Thursday, August 27, 2015

Life Drawing: a Novel

I have finally begun editing and rewriting the novel, called Life Models, that I started back in October 2013.  I never actually finished that first draft since the story had taken a turn that I knew would have to be drastically changed.  Because of this, my motivation just kind of petered out without putting an ending on the 84,000 word manuscript.

I retrieved the manuscript after it had lain dormant for over a year and started over at page one, revising and re-writing.  My female main character, Lydia, has undergone some radical changes from how I had written her in the first draft, which has necessitated changes throughout the story.  The plot also needed a lot more conflict to make it interesting, and these changes to Lydia help provide that.  I’m hoping to finish this draft in October so that I can start on a new project for 2015’s National Novel Writing Month.  I’ll pick up Life Models again in December for a third draft and a polish and hopefully have it ready to submit by February.

In the meantime, I’ve got a short story or two that I plan on submitting to magazines and literary journals.  To prepare for this, I bought the newly released 2016 Novel & Short Story Writer’s Market.  In one of the articles about outlining in the early part of that book, a novel called Life Drawing by Robin Black was referenced.  I was immediately intrigued since the first title for my novel was Life Drawing (I changed it to Life Models in December of 2013).  In fact, I was so intrigued that I ordered a copy from Amazon and read it in about two days this past week.



I will say that Robin Black’s Life Drawing is not the type of novel I normally read, but there are similarities to Life Models.  Both are told in first person and both involve (sort of) recently widowed spouses.  Infertility also plays a part in both stories.  When I received Life Drawing in the mail, I was surprised to find a full nine pages of quotes from reviews, which made it seem to me like the publisher was trying too hard to sell the book.

Ms. Black’s novel deals with an artist who is married to a writer.  The writer’s death is alluded to in the opening pages, but the rest of the novel deals with the two of them trying to maintain their marriage after a previous infidelity.  It is the type of family drama that I normally don’t enjoy, and I didn’t think I would like Life Drawing until late in the story, when the couple takes a trip to Cape Cod.  It was their exchange on the drive there that really sucked me into the story (finally).  When the writer’s death does come, it is shocking and jarring and would have been far too much if it hadn’t been alluded to in those first pages.  The story is, ultimately, a tragedy, but it is one that I did enjoy.  I’m glad the title prompted me to buy it, although there were no scenes in an actual life drawing class, nor were there any references to drawing the nude (in spite of the woman in what appears to be a robe on the cover).

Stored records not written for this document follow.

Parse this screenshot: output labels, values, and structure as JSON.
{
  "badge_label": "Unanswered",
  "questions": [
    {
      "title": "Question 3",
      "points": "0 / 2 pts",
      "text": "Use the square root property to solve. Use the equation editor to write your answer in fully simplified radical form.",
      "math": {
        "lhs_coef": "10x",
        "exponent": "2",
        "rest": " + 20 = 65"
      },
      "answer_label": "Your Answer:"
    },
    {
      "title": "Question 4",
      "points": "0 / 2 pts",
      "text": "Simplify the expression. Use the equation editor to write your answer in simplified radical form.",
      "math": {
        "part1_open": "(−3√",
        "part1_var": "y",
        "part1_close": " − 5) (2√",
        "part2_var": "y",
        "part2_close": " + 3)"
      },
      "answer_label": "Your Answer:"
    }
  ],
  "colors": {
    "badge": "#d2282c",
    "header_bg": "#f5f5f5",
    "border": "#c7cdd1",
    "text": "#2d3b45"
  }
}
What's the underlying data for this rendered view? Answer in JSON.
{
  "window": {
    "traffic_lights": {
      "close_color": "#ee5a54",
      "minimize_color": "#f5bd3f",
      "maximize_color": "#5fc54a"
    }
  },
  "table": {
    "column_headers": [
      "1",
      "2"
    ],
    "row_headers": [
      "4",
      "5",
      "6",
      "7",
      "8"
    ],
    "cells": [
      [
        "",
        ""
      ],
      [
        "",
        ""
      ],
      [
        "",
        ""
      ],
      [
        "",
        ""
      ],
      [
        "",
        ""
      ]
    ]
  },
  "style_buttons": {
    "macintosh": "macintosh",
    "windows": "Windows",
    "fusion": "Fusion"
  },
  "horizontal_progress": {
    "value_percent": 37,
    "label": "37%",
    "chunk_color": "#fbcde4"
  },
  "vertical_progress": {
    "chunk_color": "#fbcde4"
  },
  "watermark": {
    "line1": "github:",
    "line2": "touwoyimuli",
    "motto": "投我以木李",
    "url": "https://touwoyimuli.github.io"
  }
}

I did notice that one of the review quotes in the opening pages of Life Drawing was from author Alice Sebold, the author of The Lovely Bones.  In 2007 Ms. Sebold did write and publish a novel called The Almost Moon which features an artist’s model as the central character.  I read it a number of years ago and had mixed feelings about it.  I do recommend it, however.

Friday, April 10, 2015

On Nudity


I did a three hour standing pose last night (with breaks at regular intervals, of course), and I valued the time to just be alone in my head, letting the thoughts run through my sometimes overactive mind.  Given my physical state at the time, I started thinking about nudity in our society and how my job as an art model is perceived by the general public.  Society trains us into equating nudity with sex and that, because of this, we have to keep our bodies covered at virtually all times.  And for most people, this is a self-fulfilling condition; the sight of a nude body does generate a sexual response but only because they so rarely see it and because they expect such a response.  I have modeled nude with quite a few other models over the years (although not that often since most schools and art groups can’t afford to pay two models for the same session).  In each instance, I have taken just a very brief moment to admire my fellow model’s form and beauty (because all bodies are beautiful) before getting to work myself.  I have never felt that that admiration and appreciation of the human body has ever been sexual.  I’ve been doing this job for over 30 years, and I’ve seen quite a few other nude models and works of art created from those models.  I’ve been seen countless times myself, and at 48 years old and with a few fat layers from my full-time job sitting at a desk and looking at computer monitors, I still marvel at drawings done of me.

I do think that there is an allure to nudity because we as a society hide and cover it so much.  When people succumb to that allure, they turn to “adult” entertainment which keeps perpetuating the lie that naked bodies are only to be used for sex.  But then again, pornography itself is a lie, with atypical bodies saying and doing atypical things.  I’ve often thought that if we as a society were more open to nudity in everyday life (especially nudity of the average body and not the idealized bodies that our media almost exclusively presents us) that pornographers’ incomes would come crashing down.  But instead, our society has prohibited simple nudity from the public arena.  When singer Erykah Badu got nude on the spot where JFK was assassinated for one of her music videos, authorities in Dallas launched an investigation to find someone who witnessed it and who could be convinced to file a complaint.  Once that person was found and the complaint filed, Erykah was charged with disorderly conduct and fined.  Why go to all that trouble for a “crime” that had no victims?  It just saddens me.